It seems that the most heated technology race of 2015 is not about sending rockets into outer space. It’s all about who can deliver nappies or other goods to your door faster and for less money.
Major players like Google, Amazon and Ebay are on it, but do they have the clue? Well, it seems that Sydney-based startup Sherpa do.
Launched last Tuesday, Sherpa promises to deliver its users anything from specific stores or locations within two hours, with a focus on shared economy and local community to make it happen.
Covering Sydney CBD and Eastern Suburbs – from Newtown and Pyrmont to Bondi and Maroubra – if the item is available, Sherpa delivers it 24 hours a day, seven days a week.
Users tell the app what items they need, and Sherpa send someone to go get it and deliver it.
Not only does the startup intend to disrupt how people send packages to each other in the same city, but it’s also offering a ‘purchase and delivery’ option, allowing users to request a dedicated ‘Sherpa’ to shop for them and deliver.
How it works From Sherpa’s mobile app, you can choose between ‘simple pickup & delivery’ and ‘purchase & delivery’, then enter your item description and both a starting and a destination address, at which point the app will tell customers how much it will cost, along with couriers – aka Sherpas – that are currently available in the area (all via a location-based system).

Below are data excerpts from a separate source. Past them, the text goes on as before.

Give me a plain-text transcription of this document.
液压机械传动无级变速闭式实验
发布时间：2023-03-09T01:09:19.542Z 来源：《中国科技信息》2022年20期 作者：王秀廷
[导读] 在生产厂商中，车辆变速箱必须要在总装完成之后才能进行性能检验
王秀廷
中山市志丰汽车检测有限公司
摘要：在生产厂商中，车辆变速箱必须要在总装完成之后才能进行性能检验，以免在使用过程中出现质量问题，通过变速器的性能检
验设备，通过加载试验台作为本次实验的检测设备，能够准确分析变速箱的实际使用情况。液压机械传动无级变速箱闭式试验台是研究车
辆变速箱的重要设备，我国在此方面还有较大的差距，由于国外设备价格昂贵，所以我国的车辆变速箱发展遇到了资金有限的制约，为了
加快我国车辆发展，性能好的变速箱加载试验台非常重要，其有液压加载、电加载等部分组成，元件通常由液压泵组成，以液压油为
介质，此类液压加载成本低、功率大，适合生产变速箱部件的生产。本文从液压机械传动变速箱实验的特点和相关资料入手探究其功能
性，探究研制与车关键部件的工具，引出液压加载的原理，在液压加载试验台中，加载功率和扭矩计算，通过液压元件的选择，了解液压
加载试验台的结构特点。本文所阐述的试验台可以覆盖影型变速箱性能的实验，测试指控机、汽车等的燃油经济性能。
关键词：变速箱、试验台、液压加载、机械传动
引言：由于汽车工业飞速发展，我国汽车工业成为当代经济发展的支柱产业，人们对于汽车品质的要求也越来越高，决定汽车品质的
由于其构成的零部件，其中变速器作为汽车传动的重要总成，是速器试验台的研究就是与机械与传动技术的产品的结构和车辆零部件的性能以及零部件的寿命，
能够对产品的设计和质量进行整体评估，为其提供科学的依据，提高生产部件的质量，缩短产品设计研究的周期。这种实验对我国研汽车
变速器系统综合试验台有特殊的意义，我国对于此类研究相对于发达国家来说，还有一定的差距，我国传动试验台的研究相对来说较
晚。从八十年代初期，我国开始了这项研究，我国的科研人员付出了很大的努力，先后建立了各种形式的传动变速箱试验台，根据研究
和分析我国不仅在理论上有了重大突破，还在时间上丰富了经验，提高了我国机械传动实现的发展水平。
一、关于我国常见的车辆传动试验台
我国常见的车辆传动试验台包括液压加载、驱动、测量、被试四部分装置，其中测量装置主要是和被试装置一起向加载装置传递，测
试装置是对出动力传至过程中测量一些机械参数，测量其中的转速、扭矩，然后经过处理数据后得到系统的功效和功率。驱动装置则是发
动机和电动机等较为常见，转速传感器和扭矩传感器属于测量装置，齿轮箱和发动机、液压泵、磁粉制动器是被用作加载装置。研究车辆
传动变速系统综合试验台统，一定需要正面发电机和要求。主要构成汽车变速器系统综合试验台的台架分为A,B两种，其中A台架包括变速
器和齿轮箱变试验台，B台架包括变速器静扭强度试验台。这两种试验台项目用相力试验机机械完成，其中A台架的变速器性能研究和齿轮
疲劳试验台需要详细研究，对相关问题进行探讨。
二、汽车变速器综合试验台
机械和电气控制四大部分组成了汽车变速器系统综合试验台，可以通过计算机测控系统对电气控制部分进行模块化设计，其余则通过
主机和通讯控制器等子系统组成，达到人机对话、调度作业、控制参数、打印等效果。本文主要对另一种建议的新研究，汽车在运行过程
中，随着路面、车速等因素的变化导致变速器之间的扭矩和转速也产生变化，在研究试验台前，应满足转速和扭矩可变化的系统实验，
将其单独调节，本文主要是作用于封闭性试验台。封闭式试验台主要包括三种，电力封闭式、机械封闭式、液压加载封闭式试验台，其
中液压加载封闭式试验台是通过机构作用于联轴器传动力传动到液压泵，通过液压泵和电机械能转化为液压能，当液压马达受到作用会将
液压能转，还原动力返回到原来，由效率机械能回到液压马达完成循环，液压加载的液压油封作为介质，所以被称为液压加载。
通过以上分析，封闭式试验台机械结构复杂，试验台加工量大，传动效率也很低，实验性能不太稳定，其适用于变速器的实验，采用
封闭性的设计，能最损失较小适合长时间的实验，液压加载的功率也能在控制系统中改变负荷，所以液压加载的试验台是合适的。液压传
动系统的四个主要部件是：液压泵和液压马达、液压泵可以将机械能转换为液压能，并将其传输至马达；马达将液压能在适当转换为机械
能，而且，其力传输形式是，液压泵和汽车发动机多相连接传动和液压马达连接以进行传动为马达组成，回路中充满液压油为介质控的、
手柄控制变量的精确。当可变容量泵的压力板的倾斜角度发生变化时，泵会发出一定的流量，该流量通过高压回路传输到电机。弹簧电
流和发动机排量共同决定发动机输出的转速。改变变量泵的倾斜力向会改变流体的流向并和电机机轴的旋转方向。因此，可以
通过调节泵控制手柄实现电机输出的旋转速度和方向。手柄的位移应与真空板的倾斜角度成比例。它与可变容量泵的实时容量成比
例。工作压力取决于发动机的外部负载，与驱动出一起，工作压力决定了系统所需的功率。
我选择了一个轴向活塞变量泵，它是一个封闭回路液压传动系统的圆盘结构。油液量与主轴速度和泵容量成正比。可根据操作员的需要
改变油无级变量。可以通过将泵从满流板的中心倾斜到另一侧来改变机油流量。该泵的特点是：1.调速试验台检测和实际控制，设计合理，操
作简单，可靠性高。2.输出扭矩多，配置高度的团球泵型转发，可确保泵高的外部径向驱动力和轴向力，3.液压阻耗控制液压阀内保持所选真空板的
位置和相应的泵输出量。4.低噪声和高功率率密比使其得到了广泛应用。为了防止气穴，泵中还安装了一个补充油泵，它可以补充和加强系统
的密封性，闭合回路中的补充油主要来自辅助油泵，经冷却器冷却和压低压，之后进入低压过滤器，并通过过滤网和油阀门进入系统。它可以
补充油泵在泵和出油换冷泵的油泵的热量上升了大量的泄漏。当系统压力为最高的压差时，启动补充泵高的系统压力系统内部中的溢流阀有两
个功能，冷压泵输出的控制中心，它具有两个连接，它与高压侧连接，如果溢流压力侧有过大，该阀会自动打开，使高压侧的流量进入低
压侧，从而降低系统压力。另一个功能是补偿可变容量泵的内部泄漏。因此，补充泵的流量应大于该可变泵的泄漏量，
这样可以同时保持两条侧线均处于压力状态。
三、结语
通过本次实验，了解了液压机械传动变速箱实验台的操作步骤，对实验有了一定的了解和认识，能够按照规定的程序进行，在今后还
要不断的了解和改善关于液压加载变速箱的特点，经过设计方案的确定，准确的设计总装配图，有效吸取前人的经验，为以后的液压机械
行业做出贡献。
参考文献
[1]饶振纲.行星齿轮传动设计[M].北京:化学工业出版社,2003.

Users can then choose to accept or modify the delivery.
Once confirmed, the app pings all available Sherpas close to the user’s location. Users are notified once the Sherpa accepts the delivery. There’s a final validation of the payment and then users receive live delivery updates.
Users remain in total control of the process, as they are able to contact their Sherpa throughout.
Sherpa operates at the intersection of local commerce and delivery. With the app, users can order from a range of restaurants and stores in the city, and have items delivered in less than two hours. Order from Gelato Messina, Bourke Street Bakery, Zara, Aquabumps, the Apple Store – you name it. Sherpa’s fleet can purchase your items and deliver them; payment is done entirely through the app, so no cash hassles.
Currently, there is no startup in Australia offering the same extensive functionality as Sherpa. There are several ‘task’ startups, but no other company has the same product capabilities and focus on local commerce.
This concept pushes back the limit of shared economy even further and fits well in the Australian market. The service is available in Sydney (more cities to come), with over 50 retail stores already on-board, bringing ease to the buying process.
Sherpa relies on the crowd to make deliveries. Almost anyone can become a Sherpa and – most importantly – make money. With a delivery price from $5 up to $30 for users, Sherpas can expect to make double the Australian minimum wage, while keeping 100 per cent flexibility on their schedule.
It assigns the order to the best possible driver, as seen with Uber. Sherpa is essentially aiming to match up people with time on their hands – students, part-time workers or jobseekers – with busy urban professionals, time-poor parents, or those with limited mobility.
Sydney no longer has to envy the Silicon Valley way of life – and this is just the beginning. Sherpa is planning to release an Android version of the app in the coming month, as well as a number of new features.